La democracia no es una excepción. Hemos llegado a 2018 y los estudiosos del tema en el plano internacional parecen cada vez más preocupados por la suerte de las actuales democracias, las cuales a veces corren el riesgo de dar paso a regímenes autocráticos. Casos insólitos como el de la Venezuela actual contribuyen a recordar que, por más sólidas y prósperas que puedan parecer, las democracias contemporáneas no son invulnerables ni eternas.
Como todas las cosas vivas, las democracias también sucumben.
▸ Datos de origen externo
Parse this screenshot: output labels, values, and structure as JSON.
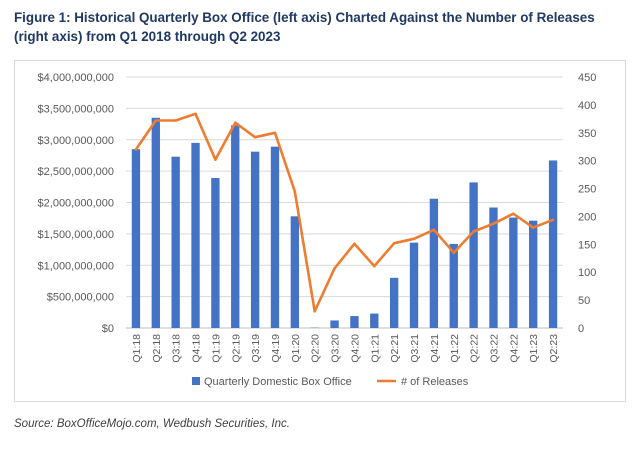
{
  "title": "Figure 1: Historical Quarterly Box Office (left axis) Charted Against the Number of Releases (right axis) from Q1 2018 through Q2 2023",
  "source": "Source: BoxOfficeMojo.com, Wedbush Securities, Inc.",
  "colors": {
    "bar": "#4472c4",
    "line": "#ed7d31",
    "grid": "#d9d9d9",
    "text": "#595959",
    "title": "#1f3864"
  },
  "chart_data": {
    "type": "bar",
    "categories": [
      "Q1:18",
      "Q2:18",
      "Q3:18",
      "Q4:18",
      "Q1:19",
      "Q2:19",
      "Q3:19",
      "Q4:19",
      "Q1:20",
      "Q2:20",
      "Q3:20",
      "Q4:20",
      "Q1:21",
      "Q2:21",
      "Q3:21",
      "Q4:21",
      "Q1:22",
      "Q2:22",
      "Q3:22",
      "Q4:22",
      "Q1:23",
      "Q2:23"
    ],
    "series": [
      {
        "name": "Quarterly Domestic Box Office",
        "type": "bar",
        "axis": "left",
        "values": [
          2850000000,
          3350000000,
          2730000000,
          2950000000,
          2390000000,
          3230000000,
          2810000000,
          2890000000,
          1780000000,
          5000000,
          120000000,
          190000000,
          230000000,
          800000000,
          1360000000,
          2060000000,
          1340000000,
          2320000000,
          1920000000,
          1760000000,
          1710000000,
          2670000000
        ]
      },
      {
        "name": "# of Releases",
        "type": "line",
        "axis": "right",
        "values": [
          320,
          372,
          372,
          384,
          302,
          368,
          342,
          350,
          245,
          30,
          107,
          151,
          111,
          152,
          160,
          176,
          135,
          173,
          187,
          205,
          180,
          194
        ]
      }
    ],
    "left_axis": {
      "min": 0,
      "max": 4000000000,
      "step": 500000000,
      "tick_labels": [
        "$0",
        "$500,000,000",
        "$1,000,000,000",
        "$1,500,000,000",
        "$2,000,000,000",
        "$2,500,000,000",
        "$3,000,000,000",
        "$3,500,000,000",
        "$4,000,000,000"
      ]
    },
    "right_axis": {
      "min": 0,
      "max": 450,
      "step": 50,
      "tick_labels": [
        "0",
        "50",
        "100",
        "150",
        "200",
        "250",
        "300",
        "350",
        "400",
        "450"
      ]
    },
    "grid": true,
    "legend": {
      "position": "bottom",
      "entries": [
        "Quarterly Domestic Box Office",
        "# of Releases"
      ]
    }
  }
}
La tradición del pensamiento político occidental nos enseña que éstas suelen perecer a manos de los demagogos que surgen de sus propias entrañas, al amparo de las libertades que tales regímenes pregonan y garantizan.
La explicación nos resulta dolorosamente familiar y comprensible a los venezolanos de nuestro tiempo. No obstante, y a pesar de todo, la idea de que la naturaleza de los fenómenos políticos es cambiante parece seguir siendo increíblemente esquiva para muchos, quizá demasiados, entre quienes enfrentan al régimen que hoy preside Maduro.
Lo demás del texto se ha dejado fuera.